In some cases, a single option may take multiple option values. For example, during compilation, you will use the -I option multiple times to specify multiple directories. To parse such options and their option values, you can specify the target type as a vector, as shown in the following snippet:
1 po::options_description desc("Options");
2 desc.add_option()
3 ("include,I", po::value<std::vector<std::string> >(),
4 "Include files.")
5 (…);
This will work on an invocation like this:
$ c++ source.cpp –o target -I path1 -I path2 -I path3
In some cases, however, you might want to specify multiple option values, but you specify the option itself only once. Let us say that you are running a command to discover assets (local storage, NICs, HBAs, and so on) connected to each of a set of servers.
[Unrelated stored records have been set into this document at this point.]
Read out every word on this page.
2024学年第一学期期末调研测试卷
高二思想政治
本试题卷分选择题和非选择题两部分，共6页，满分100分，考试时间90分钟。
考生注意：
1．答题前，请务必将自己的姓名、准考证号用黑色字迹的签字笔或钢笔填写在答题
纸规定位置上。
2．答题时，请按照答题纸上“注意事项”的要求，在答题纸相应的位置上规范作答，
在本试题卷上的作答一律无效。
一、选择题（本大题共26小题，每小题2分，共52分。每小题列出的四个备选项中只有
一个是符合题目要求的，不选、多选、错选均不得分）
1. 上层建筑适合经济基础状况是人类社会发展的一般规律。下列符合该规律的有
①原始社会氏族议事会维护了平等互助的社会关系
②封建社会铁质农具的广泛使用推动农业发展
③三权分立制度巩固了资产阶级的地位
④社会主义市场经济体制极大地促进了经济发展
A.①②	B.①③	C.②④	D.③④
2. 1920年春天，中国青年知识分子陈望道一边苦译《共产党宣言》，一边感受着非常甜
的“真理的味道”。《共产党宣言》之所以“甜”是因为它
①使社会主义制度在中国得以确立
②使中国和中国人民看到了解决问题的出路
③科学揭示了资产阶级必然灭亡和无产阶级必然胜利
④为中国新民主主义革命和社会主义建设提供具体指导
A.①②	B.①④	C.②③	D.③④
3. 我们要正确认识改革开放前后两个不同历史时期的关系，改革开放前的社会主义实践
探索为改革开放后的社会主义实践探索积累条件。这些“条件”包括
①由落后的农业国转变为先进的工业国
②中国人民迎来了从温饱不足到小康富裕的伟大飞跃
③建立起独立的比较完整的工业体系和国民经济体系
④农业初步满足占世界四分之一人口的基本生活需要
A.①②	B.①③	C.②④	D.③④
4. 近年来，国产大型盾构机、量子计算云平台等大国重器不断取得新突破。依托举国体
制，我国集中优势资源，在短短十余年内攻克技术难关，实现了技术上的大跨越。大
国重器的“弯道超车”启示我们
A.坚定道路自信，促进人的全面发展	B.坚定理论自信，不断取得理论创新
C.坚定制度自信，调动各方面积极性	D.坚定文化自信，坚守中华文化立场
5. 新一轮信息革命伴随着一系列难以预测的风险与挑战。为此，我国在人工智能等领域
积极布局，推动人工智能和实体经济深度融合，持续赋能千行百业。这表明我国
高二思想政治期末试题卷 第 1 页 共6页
You can have a command like this:
$ discover_assets --servers svr1 svr2 svr3 --uid user
In this case, to model the --server option, you would need to use the multitoken() directive as shown here:
1 po::options_description desc("Options");
2 desc.add_option()
3 ("servers,S",
4 po::value<std::vector<std::string> >()->multitoken(),
5 "List of hosts or IPs.")
6 ("uid,U", po::value<std::string>, "User name");
You can retrieve vector-valued parameters through the variable map like this:
1 std::vector<std::string> servers = vm["servers"];
Alternatively, you can use variable hooks at the time of option definition like this:
1 std::vector<std::string> servers;
2 desc.add_option()
3 ("servers,S",
4 po::value<std::vector<std::string> >(&servers
5 ->multitoken(),
6 "List of hosts or IPs.")…;
Make sure that you don't forget to call notify after parsing the command line.
The Program Options library uses Boost Any for its implementation. For the Program Options library to work correctly, you must not disable the generation of RTTI for your programs.